Añado dos elementos más para el debate: el primero, la facilidad con que los gobernantes usan a los fiesteros para su juego favorito, el juego de la culpa: los insolidarios juerguistas son culpables fácilmente señalables, culpables de contagios, muertes, confinamientos, daño económico; podemos descargar sobre ellos nuestra rabia mientras otros niveles de responsabilidad quedan fuera de foco.

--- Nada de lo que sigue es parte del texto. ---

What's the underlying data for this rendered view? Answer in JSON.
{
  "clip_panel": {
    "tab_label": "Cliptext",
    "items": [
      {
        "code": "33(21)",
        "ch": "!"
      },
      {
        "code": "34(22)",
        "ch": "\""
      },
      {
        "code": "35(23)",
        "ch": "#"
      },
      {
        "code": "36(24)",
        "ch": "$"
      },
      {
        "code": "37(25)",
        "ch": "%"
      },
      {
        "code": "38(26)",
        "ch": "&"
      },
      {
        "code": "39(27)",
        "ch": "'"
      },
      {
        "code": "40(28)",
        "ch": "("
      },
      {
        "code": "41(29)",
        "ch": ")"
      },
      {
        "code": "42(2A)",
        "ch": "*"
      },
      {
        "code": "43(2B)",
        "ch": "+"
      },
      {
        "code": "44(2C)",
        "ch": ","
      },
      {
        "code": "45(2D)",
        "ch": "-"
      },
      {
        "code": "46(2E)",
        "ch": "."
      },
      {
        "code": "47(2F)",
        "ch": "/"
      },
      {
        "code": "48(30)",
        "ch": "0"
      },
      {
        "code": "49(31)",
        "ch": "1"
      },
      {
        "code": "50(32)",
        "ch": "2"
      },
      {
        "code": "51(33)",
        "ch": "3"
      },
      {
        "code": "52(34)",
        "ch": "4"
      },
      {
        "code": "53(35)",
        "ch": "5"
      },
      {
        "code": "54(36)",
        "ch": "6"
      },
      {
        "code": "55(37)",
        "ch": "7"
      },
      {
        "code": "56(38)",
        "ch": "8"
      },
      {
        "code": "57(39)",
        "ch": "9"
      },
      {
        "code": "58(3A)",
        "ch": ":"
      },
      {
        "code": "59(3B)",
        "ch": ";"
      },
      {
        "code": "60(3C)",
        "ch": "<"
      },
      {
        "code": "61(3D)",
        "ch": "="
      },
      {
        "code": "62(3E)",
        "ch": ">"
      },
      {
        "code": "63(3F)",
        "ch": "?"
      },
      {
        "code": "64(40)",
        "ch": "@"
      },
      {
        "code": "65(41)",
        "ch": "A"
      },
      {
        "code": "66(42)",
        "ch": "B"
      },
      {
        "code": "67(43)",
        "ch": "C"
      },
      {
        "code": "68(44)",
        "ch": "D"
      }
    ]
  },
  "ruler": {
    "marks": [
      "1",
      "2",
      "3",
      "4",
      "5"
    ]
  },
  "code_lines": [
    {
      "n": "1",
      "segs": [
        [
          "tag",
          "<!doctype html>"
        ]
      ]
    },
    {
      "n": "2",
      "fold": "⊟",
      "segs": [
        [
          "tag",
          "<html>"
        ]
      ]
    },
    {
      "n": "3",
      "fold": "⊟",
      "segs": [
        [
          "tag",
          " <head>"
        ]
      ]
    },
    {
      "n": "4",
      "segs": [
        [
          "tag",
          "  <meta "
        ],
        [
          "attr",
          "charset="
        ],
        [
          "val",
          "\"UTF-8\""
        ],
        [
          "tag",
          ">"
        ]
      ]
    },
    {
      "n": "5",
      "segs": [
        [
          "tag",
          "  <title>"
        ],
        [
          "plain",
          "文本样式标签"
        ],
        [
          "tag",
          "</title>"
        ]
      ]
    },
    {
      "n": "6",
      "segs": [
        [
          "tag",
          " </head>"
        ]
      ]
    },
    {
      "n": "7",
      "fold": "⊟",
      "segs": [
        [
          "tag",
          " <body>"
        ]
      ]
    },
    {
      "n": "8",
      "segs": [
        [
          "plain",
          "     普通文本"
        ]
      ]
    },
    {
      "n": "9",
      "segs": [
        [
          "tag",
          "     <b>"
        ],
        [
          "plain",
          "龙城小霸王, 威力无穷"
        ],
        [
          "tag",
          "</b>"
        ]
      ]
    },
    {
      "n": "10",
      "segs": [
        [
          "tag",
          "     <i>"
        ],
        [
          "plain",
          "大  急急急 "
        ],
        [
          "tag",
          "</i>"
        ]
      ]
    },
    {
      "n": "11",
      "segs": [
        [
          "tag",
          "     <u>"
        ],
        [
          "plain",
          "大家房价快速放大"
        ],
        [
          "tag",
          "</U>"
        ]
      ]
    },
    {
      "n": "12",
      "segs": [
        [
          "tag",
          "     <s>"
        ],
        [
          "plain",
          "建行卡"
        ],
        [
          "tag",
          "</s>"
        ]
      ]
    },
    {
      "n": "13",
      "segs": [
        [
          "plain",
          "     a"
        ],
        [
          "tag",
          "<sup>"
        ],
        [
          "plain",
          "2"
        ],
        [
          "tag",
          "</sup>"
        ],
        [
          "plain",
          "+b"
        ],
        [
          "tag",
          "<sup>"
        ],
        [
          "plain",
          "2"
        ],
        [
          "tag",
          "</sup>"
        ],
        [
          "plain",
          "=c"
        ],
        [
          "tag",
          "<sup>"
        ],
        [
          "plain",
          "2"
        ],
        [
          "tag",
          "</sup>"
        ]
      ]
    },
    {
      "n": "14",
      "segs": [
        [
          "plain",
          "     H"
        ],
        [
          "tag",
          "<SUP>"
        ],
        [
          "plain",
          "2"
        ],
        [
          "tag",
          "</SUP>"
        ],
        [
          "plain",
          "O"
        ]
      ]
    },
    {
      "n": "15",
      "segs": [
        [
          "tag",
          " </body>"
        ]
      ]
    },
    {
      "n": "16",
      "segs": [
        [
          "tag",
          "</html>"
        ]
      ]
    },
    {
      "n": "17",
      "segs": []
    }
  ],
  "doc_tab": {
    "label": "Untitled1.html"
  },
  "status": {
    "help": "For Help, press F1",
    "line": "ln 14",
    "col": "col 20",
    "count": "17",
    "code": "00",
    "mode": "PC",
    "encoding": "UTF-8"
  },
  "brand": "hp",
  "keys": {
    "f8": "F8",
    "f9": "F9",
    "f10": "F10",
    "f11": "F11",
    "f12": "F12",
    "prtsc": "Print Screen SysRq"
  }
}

Por supuesto que ciertos comportamientos incívicos pueden ser muy dañinos para la salud colectiva, pero sospecho que la marcha de la pandemia en el último año, desde el colapso de la primera ola hasta la vacunación, no es solo cosa de cuatro borrachos o cuatro mil borrachos.

El segundo elemento es un recordatorio en la misma dirección: a veces se nos olvida que el gran drama de la pandemia no ha estado en las fiestas ni en los pisos turísticos, ni siquiera en los bares: ha sido en las residencias de mayores, donde no había botellones que sepamos. Ya sé que el exceso fiestero provoca más transmisión comunitaria y puede acabar alcanzando a todos, también a los mayores; pero los responsables últimos de la infamia de las residencias no están tras la puerta que tira la policía para acabar con una fiesta, ni en la pandilla que berrea junto a tu portal, sino en ciertos despachos oficiales y empresariales, como bien señala un libro imprescindible recién publicado: ¡Vergüenza! El escándalo de las residencias, de Manuel Rico.

En fin, repito mi pregunta inicial, por si alguien la contesta: ¿estamos festejando más que nunca, o es que vemos las fiestas más que nunca?